The author brings out multiple themes in his work to support his idea that meaning is the primary force that motivates people. One such theme is man’s ability to use hope as a means of coping and ultimately surviving a difficult or painful experience. Hope has the ability to allow man to withstand brutal conditions and defy the odds of survival. He describes in the camps how the only ones to survive were those who maintained hope and believed in a future. “Although many who wanted to live did end up dying, the main cause for the death of the others was giving up and the lack of a foreseeable future more so than a lack of food, or medicine”. (foreword pg. ix) A second theme Frankl brings out is the idea that meaning is inevitably the only thing that will make man feel truly fulfilled and provide him with a sense of purpose. Finding meaning and having a sense of purpose can carry someone through harsh times.

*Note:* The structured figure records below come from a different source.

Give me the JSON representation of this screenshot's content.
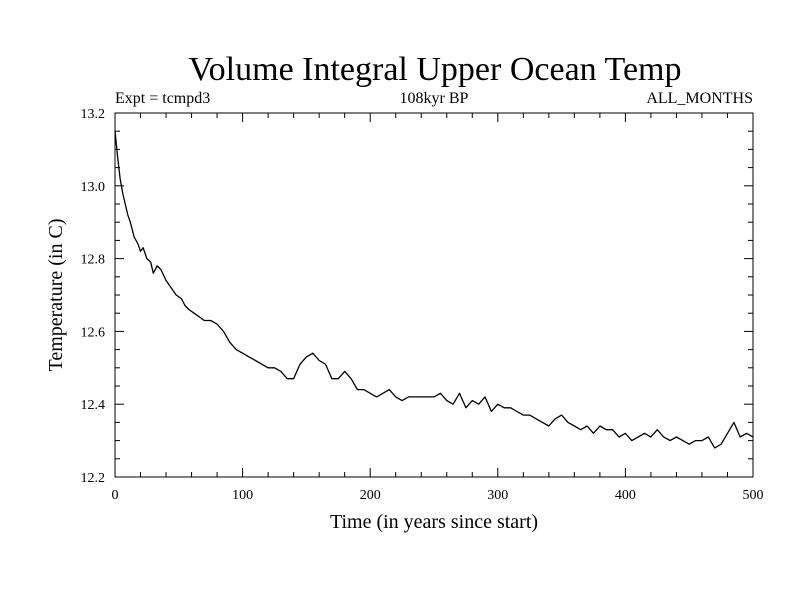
{
  "chart_data": {
    "type": "line",
    "title": "Volume Integral Upper Ocean Temp",
    "subtitle_left": "Expt = tcmpd3",
    "subtitle_center": "108kyr BP",
    "subtitle_right": "ALL_MONTHS",
    "xlabel": "Time (in years since start)",
    "ylabel": "Temperature (in C)",
    "xlim": [
      0,
      500
    ],
    "ylim": [
      12.2,
      13.2
    ],
    "xticks": [
      0,
      100,
      200,
      300,
      400,
      500
    ],
    "yticks": [
      12.2,
      12.4,
      12.6,
      12.8,
      13.0,
      13.2
    ],
    "xtick_labels": [
      "0",
      "100",
      "200",
      "300",
      "400",
      "500"
    ],
    "ytick_labels": [
      "12.2",
      "12.4",
      "12.6",
      "12.8",
      "13.0",
      "13.2"
    ],
    "grid": false,
    "line_color": "#000000",
    "series": [
      {
        "x": [
          0,
          2,
          4,
          6,
          8,
          10,
          12,
          15,
          18,
          20,
          22,
          25,
          28,
          30,
          33,
          36,
          40,
          44,
          48,
          52,
          55,
          58,
          62,
          66,
          70,
          75,
          80,
          85,
          90,
          95,
          100,
          105,
          110,
          115,
          120,
          125,
          130,
          135,
          140,
          145,
          150,
          155,
          160,
          165,
          170,
          175,
          180,
          185,
          190,
          195,
          200,
          205,
          210,
          215,
          220,
          225,
          230,
          235,
          240,
          245,
          250,
          255,
          260,
          265,
          270,
          275,
          280,
          285,
          290,
          295,
          300,
          305,
          310,
          315,
          320,
          325,
          330,
          335,
          340,
          345,
          350,
          355,
          360,
          365,
          370,
          375,
          380,
          385,
          390,
          395,
          400,
          405,
          410,
          415,
          420,
          425,
          430,
          435,
          440,
          445,
          450,
          455,
          460,
          465,
          470,
          475,
          480,
          485,
          490,
          495,
          500
        ],
        "y": [
          13.15,
          13.08,
          13.02,
          12.98,
          12.95,
          12.92,
          12.9,
          12.86,
          12.84,
          12.82,
          12.83,
          12.8,
          12.79,
          12.76,
          12.78,
          12.77,
          12.74,
          12.72,
          12.7,
          12.69,
          12.67,
          12.66,
          12.65,
          12.64,
          12.63,
          12.63,
          12.62,
          12.6,
          12.57,
          12.55,
          12.54,
          12.53,
          12.52,
          12.51,
          12.5,
          12.5,
          12.49,
          12.47,
          12.47,
          12.51,
          12.53,
          12.54,
          12.52,
          12.51,
          12.47,
          12.47,
          12.49,
          12.47,
          12.44,
          12.44,
          12.43,
          12.42,
          12.43,
          12.44,
          12.42,
          12.41,
          12.42,
          12.42,
          12.42,
          12.42,
          12.42,
          12.43,
          12.41,
          12.4,
          12.43,
          12.39,
          12.41,
          12.4,
          12.42,
          12.38,
          12.4,
          12.39,
          12.39,
          12.38,
          12.37,
          12.37,
          12.36,
          12.35,
          12.34,
          12.36,
          12.37,
          12.35,
          12.34,
          12.33,
          12.34,
          12.32,
          12.34,
          12.33,
          12.33,
          12.31,
          12.32,
          12.3,
          12.31,
          12.32,
          12.31,
          12.33,
          12.31,
          12.3,
          12.31,
          12.3,
          12.29,
          12.3,
          12.3,
          12.31,
          12.28,
          12.29,
          12.32,
          12.35,
          12.31,
          12.32,
          12.31
        ]
      }
    ]
  }
}
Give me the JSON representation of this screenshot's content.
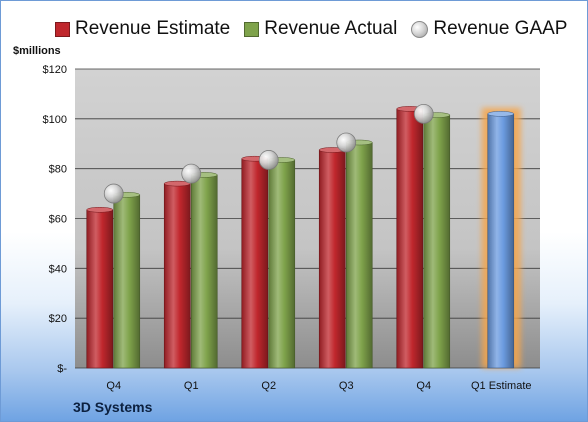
{
  "unit_label": "$millions",
  "company": "3D Systems",
  "legend": [
    {
      "label": "Revenue Estimate",
      "kind": "bar",
      "color": "#c0272d"
    },
    {
      "label": "Revenue Actual",
      "kind": "bar",
      "color": "#7fa34b"
    },
    {
      "label": "Revenue GAAP",
      "kind": "dot",
      "color": "#c9c9c9"
    }
  ],
  "chart_data": {
    "type": "bar",
    "categories": [
      "Q4",
      "Q1",
      "Q2",
      "Q3",
      "Q4",
      "Q1 Estimate"
    ],
    "series": [
      {
        "name": "Revenue Estimate",
        "values": [
          63.5,
          74,
          84,
          87.5,
          104,
          null
        ],
        "color": "#c0272d"
      },
      {
        "name": "Revenue Actual",
        "values": [
          69.5,
          77.5,
          83.5,
          90.5,
          101.5,
          null
        ],
        "color": "#7fa34b"
      },
      {
        "name": "Revenue GAAP",
        "values": [
          70,
          78,
          83.5,
          90.5,
          102,
          null
        ],
        "color": "#c9c9c9",
        "marker": "dot"
      },
      {
        "name": "",
        "values": [
          null,
          null,
          null,
          null,
          null,
          102
        ],
        "color": "#6b9be0",
        "highlight": "#f5a54c"
      }
    ],
    "yticks": [
      "$-",
      "$20",
      "$40",
      "$60",
      "$80",
      "$100",
      "$120"
    ],
    "ylim": [
      0,
      120
    ],
    "grid": true,
    "legend_position": "top"
  }
}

The two themes of hope and meaning felt like they were being confused and swapped for one another at times. The first essay of the book was supposed to provide the evidence to his idea about meaning, yet, it discusses what helped him and others survive—hope. It wasn’t finding meaning that helped them survive. Frankl fails to make any connection between the two. A possible answer could be that the only things that helped them survive was hope for a future where they could once again have what they felt was meaningful. Hope for anything else would not give them the strength to fight and not give up. For Frankl, those meaningful things he hoped for was to see his wife again and to lecture to people about the psychological effects of the war on the human mind.
“Forces beyond your control can take away everything you possess except one thing, your freedom to choose how you respond to the situation.”. This is the hardest thing to understand from all that Frankl mentions. Frankl gives three examples of where a person can find meaning: in work, in relationships (love and caring for another person), and in courage in difficult times. Frankl contends that even during the worst times when nothing in life is accessible, you can find meaning by responding with dignity; the way you cope and react can provide meaning. From all the stories and from all the cases of patients he treated, Frankl doesn’t provide any accurate examples. He uses instead the concept of “finding meaning in suffering” instead. On one account he gives an example of an elderly male he treats that his wife recently passed away. Suffering in grief and depression from his loss he can’t seem to find a reason to go on. Dr. Frankl asks him “What would have happened had you died first?”. The patient realized that his suffering was in order to save his wife he cared about from suffering the same way. Frankl himself doesn’t use such a method fight through the concentration camps. Instead, he found meaning in life in which he hoped to be able to experience again. We can see this from a letter he sent after the war in which he describes his despair after returning to Vienna and learning about the death of his wife. “I am all alone. I am terribly tired, terribly sad, terribly lonely. I have nothing more to hope for.”